Great Britain is thought of by many to hold possibly the best pool of acting talent in the world. If in any doubt, give ITV’s recent series Broadchurch a watch, and you will know for sure. This series has exceeded all expectations of critics and audiences up and down the country, as well as gaining phenomenal ratings of over nine and a half million for a single episode mid-series; a reassuring fact, as it proves that intelligent storytelling and deep character design still has a place in the mass market of British TV, and not just on BBC Four, in Danish.
Watching the first episode it is tempting to dislike the show, simply because of how praised it is by others. The only problem with cynicism is that the show just really is excellent. The series covers the whole of an investigation into the murder of a child in a small seaside town called Broadchurch, but it is far greater than simply just a clever ‘whodunit’ story. It is a detailed, emotional, and heartfelt glimpse into not just the life of a grieving family, but a town and their quirks, suspect behaviour, and twisted histories. In fact, the tension and drama between characters almost makes the mystery virtually unimportant; like a tool used to force all the emotion into the air.

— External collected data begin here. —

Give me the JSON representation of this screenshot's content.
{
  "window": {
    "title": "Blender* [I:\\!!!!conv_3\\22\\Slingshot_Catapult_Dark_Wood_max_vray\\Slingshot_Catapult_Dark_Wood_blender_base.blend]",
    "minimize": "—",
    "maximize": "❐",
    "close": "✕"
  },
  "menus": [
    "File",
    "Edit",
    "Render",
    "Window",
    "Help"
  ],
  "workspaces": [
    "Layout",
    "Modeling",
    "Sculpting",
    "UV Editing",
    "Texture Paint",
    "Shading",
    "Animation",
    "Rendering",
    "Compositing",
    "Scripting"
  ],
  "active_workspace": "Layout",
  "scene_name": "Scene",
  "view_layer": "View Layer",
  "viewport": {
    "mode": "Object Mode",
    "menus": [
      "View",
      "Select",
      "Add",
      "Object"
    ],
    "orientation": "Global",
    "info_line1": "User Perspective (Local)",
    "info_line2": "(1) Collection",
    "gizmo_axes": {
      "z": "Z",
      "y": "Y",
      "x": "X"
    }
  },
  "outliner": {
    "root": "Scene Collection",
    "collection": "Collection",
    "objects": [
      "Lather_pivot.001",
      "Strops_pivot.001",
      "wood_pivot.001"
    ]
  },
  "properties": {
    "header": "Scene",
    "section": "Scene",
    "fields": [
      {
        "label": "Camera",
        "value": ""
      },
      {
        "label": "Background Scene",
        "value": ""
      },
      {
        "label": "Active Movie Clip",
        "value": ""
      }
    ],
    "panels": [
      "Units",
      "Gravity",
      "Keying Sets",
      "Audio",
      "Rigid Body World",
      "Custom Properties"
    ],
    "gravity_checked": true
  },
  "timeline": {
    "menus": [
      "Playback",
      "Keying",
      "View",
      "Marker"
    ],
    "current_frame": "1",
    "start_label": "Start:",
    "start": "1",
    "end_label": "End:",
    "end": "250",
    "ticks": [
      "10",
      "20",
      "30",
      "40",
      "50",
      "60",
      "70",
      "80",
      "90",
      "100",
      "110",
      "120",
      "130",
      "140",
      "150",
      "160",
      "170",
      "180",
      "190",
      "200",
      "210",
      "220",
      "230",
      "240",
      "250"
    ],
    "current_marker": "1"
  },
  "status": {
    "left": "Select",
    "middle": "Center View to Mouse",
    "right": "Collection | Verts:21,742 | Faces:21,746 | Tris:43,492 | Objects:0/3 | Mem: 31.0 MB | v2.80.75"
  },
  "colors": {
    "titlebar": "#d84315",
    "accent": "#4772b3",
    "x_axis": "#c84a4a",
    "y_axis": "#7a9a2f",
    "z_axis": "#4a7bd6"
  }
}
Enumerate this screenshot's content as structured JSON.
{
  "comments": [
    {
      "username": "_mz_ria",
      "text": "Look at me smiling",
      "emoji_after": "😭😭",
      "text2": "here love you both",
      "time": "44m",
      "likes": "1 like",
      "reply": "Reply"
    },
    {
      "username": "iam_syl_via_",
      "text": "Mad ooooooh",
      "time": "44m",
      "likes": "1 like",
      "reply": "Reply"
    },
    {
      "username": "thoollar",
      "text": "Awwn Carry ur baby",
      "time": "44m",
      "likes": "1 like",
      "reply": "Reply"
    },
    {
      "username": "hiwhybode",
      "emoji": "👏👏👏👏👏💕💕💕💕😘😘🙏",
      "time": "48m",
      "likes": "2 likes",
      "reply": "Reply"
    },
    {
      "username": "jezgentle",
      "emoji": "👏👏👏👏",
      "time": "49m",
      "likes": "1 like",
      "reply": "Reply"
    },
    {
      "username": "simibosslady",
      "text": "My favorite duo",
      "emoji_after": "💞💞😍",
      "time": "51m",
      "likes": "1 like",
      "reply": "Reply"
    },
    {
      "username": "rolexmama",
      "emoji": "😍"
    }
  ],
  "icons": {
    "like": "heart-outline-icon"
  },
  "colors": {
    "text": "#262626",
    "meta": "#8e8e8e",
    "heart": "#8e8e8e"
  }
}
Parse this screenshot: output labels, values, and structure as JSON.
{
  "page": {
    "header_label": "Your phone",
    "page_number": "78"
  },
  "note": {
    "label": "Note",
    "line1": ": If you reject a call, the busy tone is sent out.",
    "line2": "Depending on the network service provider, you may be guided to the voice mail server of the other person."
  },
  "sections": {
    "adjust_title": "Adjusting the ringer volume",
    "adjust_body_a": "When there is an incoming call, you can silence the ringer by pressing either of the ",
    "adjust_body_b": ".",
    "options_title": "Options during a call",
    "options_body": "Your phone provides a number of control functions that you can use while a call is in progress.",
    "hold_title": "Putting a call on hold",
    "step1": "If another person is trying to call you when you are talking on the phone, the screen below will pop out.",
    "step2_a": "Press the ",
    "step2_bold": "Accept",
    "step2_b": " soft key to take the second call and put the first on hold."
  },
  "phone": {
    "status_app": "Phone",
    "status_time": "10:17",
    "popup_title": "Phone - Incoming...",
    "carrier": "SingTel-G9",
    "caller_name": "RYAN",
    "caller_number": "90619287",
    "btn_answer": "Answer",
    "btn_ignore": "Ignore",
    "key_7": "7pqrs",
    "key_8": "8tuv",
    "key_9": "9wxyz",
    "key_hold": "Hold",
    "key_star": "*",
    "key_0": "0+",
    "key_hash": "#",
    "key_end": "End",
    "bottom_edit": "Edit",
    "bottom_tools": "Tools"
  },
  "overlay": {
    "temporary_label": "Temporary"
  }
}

The eight part series, which will be released on DVD on the 20th of May, was riddled with red herrings creating genuine suspicion, allying the audience with D.I. Alec Hardy (David Tennant), D.S. Ellie Miller (Olivia Colman), and Beth Latimer (Jodie Whittaker) and the fact it saddled you in the seat of the police in their desperate search for the killer made the whole experience so much more enjoyable and enthralling.
Tennant has also proven through Broadchurch that he doesn’t have to shout and run and get very angry (as he did far too often on BBC’s Doctor Who all those years ago) to leave his impression on TV audiences. His sublime performance as a Detective with an awful history that both drives him and is killing him at the same time would leave anyone feeling nothing but sympathy and pain for the Investigator. There are moments through the series where 45 minutes may arguably seem too long, but it all feels rewarding and griping again literally moments later.
ITV have announced that series two begins production in 2014, after the initial series was such a success. It is unconfirmed whether or not any characters shall reappear, but with the first series’ casting being so sensational, it would be safe to presume ITV will try their utmost to match, if not improve upon the standard which has already been set. Viva British Drama!